4. Architecture Approach
As each enterprise is unique, one size does not fit all in terms of architecture. For example, while Agile and Lean practitioners prefer emergent and evolutionary design, in some situations, requirements are defined up front, and SAFe needs be adapted to fit this scenario. For instance, Agile processes appear to be more challenging for teams with regulatory and mandate compliance constraints. In pharmaceutical clinical trials, for example, governing bodies publish standards for software and processes, giving organizations a jump on requirements while also imposing constraints. As these requirements are well documented, the architecture can be well-defined and shouldn’t change much. To accommodate such scenarios, Architecture Driven Agile, for example, breaks down requirements into easy-to-manage items, while leveraging solutions architects to design and help create the product backlog. It is not clear on how SAFe would accommodate such scenarios. A combination of SAFe with Architecture Driven Agile practices can be quite effective.
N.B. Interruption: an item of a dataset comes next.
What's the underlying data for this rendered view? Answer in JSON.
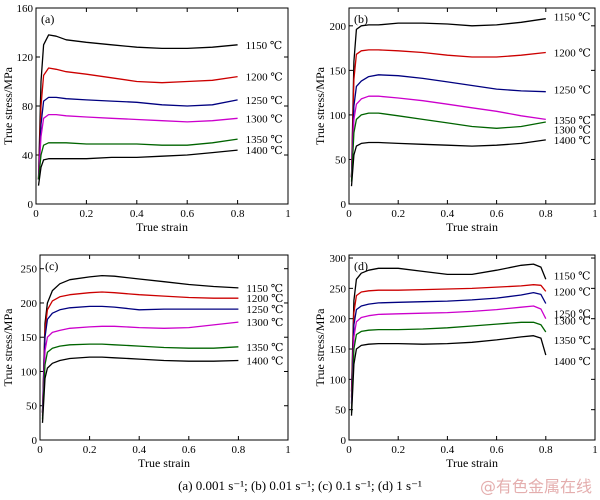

For example, an organization can benefit from SAFe’s prescribed approach for the adoption of Lean practices at the portfolio and program levels—while supplementing gaps with Architecture Driven Agile’s focus on architecture, development and business-IT alignment at the team, program and portfolio levels. While SAFe is not perfect, it is constantly evolving and provides a solid foundation to scale Agile, building upon the proven methods of Lean, Scrum and XP. As in most Agile transformation efforts, success depends on the ability to identify potential gaps within a framework and adjust them for each enterprise accordingly. No framework provides a seamless fit, but tailoring SAFe through a navigated approach can help your enterprise in its pursuit of agility.